Estate Rent Charge and New Build Properties
With the government attempting to curb unscrupulous developers and freeholders charging exorbitant sums of money for leasehold service charges also known as an estate rent charge, it appears they have now turned their attention to the new-build freehold market.
A silent revolution is going on which no one seems to know much about, least of all homeowners and their solicitors. The legal term is known as ‘freeholders on private estates’ and is a new model that seems to have tiptoed in without democratic discussion or scrutiny, which over the last decade or so, has become industry standard.
But what is an Estate Rent Charge?
If you purchase a freehold property on a new build estate, it is becoming increasingly likely you will be informed there is a small service charge, known as an estate rent charge, to look after the landscaping and such. On the face of it, this appears reasonable. However, problems are rife, and it has been estimated to affect at least half a million freeholders in the UK, which continues to increase.
Issues include receiving high management bills for a less than adequate service or being charged before the estate has been finished. You might, at this point, start digging into the detail — you don’t have to pay this, right?
Wrong. An estate rent charge is likely to be bound to your property through its title deeds, so your only recourse is to put the house on the market and pay off the fees. If you decide to move, the management company may be involved with the property transfer, with more fees to pay and possible delays if you refuse. In effect, the management company can hold you and your property to ransom, as often happens with leasehold transactions.
If a freeholder wants to ask for justification for the spending or dispute the fees, unlike leaseholders who can seek redress in a tribunal, there is no dispute resolution available to freeholders. The only alternative is to bring the case to court. Let’s be honest, few of us have the available resources or legal knowhow to take on such a case. A freeholder has no consumer rights because the management companies are accountable to the landowner (usually the developer) and not the freeholder. There is no right to change the service provider and no right to manage it as a collective, either.
This means that freeholders on such estates find they have to pay whatever charge the management company sets for whatever service it decides to provide. The open space you pay through the nose to be manicured can also be used, and maybe even abused, by the general public.

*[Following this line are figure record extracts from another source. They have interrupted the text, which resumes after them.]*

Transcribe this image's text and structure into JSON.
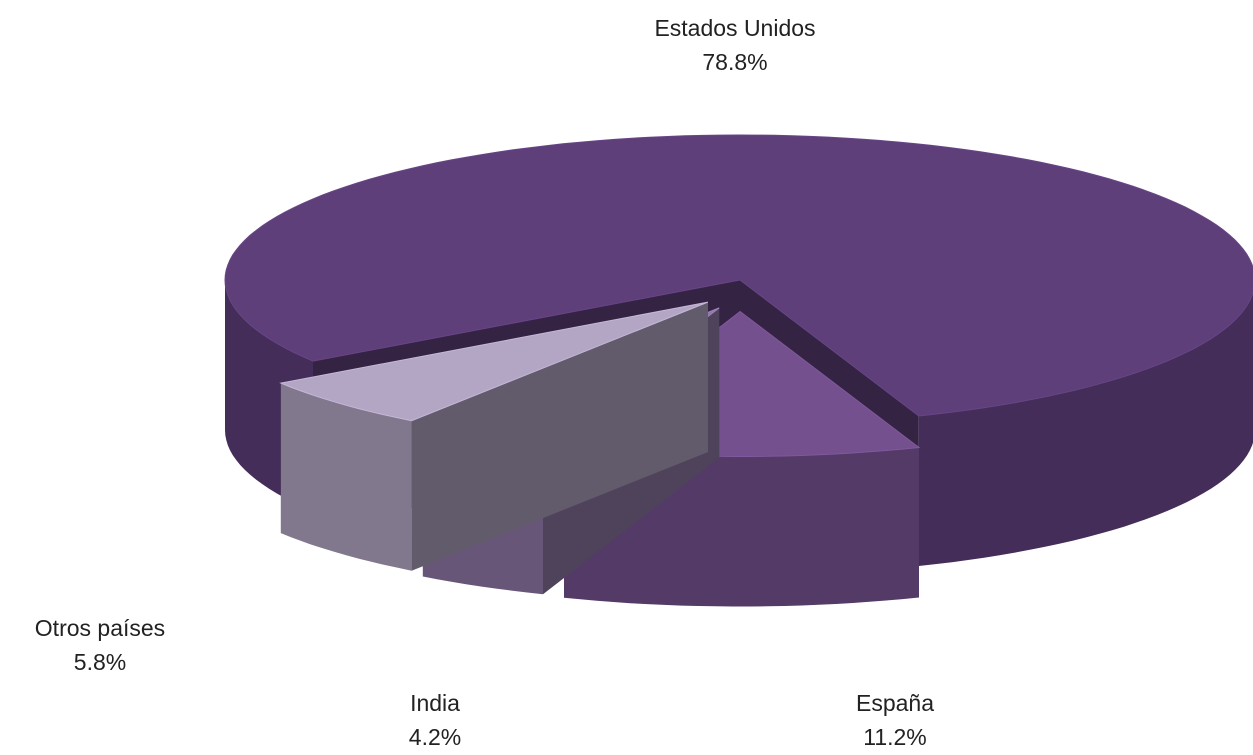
{
  "chart_data": {
    "type": "pie",
    "categories": [
      "Estados Unidos",
      "España",
      "India",
      "Otros países"
    ],
    "values": [
      78.8,
      11.2,
      4.2,
      5.8
    ],
    "value_labels": [
      "78.8%",
      "11.2%",
      "4.2%",
      "5.8%"
    ],
    "colors": [
      "#5e3f7a",
      "#74508f",
      "#9078a6",
      "#b3a6c4"
    ]
  }
}
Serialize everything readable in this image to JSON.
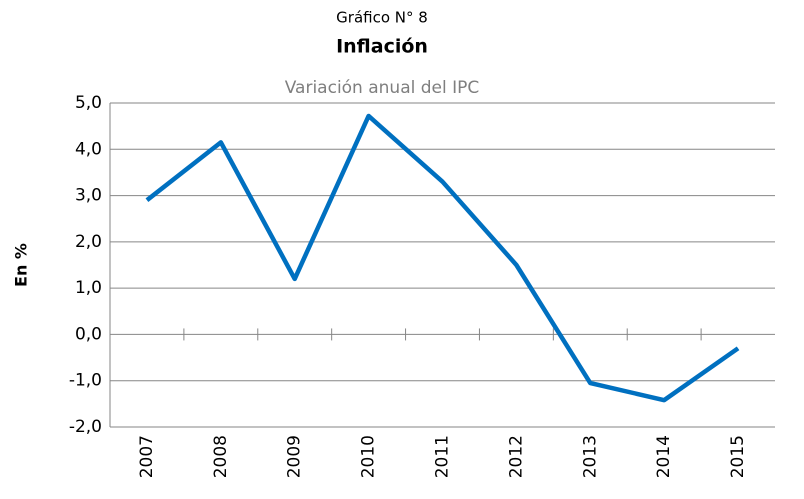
{
  "chart_data": {
    "type": "line",
    "title": "Gráfico N° 8",
    "subtitle": "Inflación",
    "caption": "Variación anual del IPC",
    "y_label": "En %",
    "categories": [
      "2007",
      "2008",
      "2009",
      "2010",
      "2011",
      "2012",
      "2013",
      "2014",
      "2015"
    ],
    "series": [
      {
        "name": "Inflación",
        "color": "#0070c0",
        "values": [
          2.9,
          4.15,
          1.2,
          4.72,
          3.3,
          1.5,
          -1.05,
          -1.42,
          -0.3
        ]
      }
    ],
    "ylim": [
      -2,
      5
    ],
    "yticks": [
      {
        "value": -2,
        "label": "-2,0"
      },
      {
        "value": -1,
        "label": "-1,0"
      },
      {
        "value": 0,
        "label": "0,0"
      },
      {
        "value": 1,
        "label": "1,0"
      },
      {
        "value": 2,
        "label": "2,0"
      },
      {
        "value": 3,
        "label": "3,0"
      },
      {
        "value": 4,
        "label": "4,0"
      },
      {
        "value": 5,
        "label": "5,0"
      }
    ],
    "grid": true
  }
}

How has this situation come about?
This situation has arisen because of negotiations between planning authorities and developers under Section 106 agreements. The original intention of Section 106 was to minimise the impact on the surrounding areas of the new build estate and ease the pressure on roads and schools, etc, which would otherwise lead to planning permission being refused.
However, over the years, it has turned into a mechanism for local authorities to squeeze funding from developers and use the funds elsewhere. Over recent years, so much money has been clawed back by 106 agreements, that build standards are being reduced to maintain developers’ profit margins. And homeowners being forced to pay for the management of open spaces, which are not theirs and over which they have no influence, is yet another way for developers to recoup costs.
If freeholders refuse to pay because they are dissatisfied, their concerns are likely to be ignored, and in some cases, they may even be bullied into paying with the real threat of court action. In the event any sums due under the service charge remain unpaid for 40 days or more, the owner of the charge can take possession of the property.
This may have the unintended consequence of mortgage providers not being willing to lend on a property with an estate rent charge, because of the risk that the charge owner can take possession if the borrower does not pay the fees. If this happens, the mortgage provider’s security is compromised.
It is not surprising that homeowners feel ripped off and extremely angry at the unfair and unreasonable way they are being treated. However, the Home Builders Federation says such charges are the ‘fairest way to make sure communal areas are paid for and maintained.’
Director of the Conveyancing Association, Beth Rudolf, has stated that the collapse of house sales because of estate rent charges is becoming more common. She has called for the government to intervene to change the law so that someone cannot lose their home simply because a rent charge hasn’t been paid. Ms Rudolf goes on to say: ‘it goes without saying that a rent charge owner should be able to collect monies owed to them, but in the normal debt collection way, not by being able to repossess the property’.
Solicitors acting for buyers of new build properties should warn their clients about the potential for unfair or excessive estate rent charges, however, in practice, this issue is often overlooked during conveyancing. Surveyors preparing valuations have no means, or time, to check if the estate rent charges will be acceptable or reasonable, so have to assume they are prior to submitting the valuation report.
The future value and indeed the saleability of new-build properties, will depend, at least to a certain degree, on the quality of the maintenance of communal spaces and the level of estate rent charges. If an estate gains a reputation for exorbitant charges and below par landscaped areas, it is likely to negatively impact on the resale value.
Additionally, another recent development affecting new-build freehold property is the imposition of restrictive covenants which require homeowners to pay fees in exchange for consent to undertake alterations. There is some evidence that homeowners are having to pay thousands of pounds for consent to build extensions.
Against this backdrop, it is clearly vital that buyers of new-build freehold property obtain legal advice and check they are dealing with reputable developers before signing on the dotted line.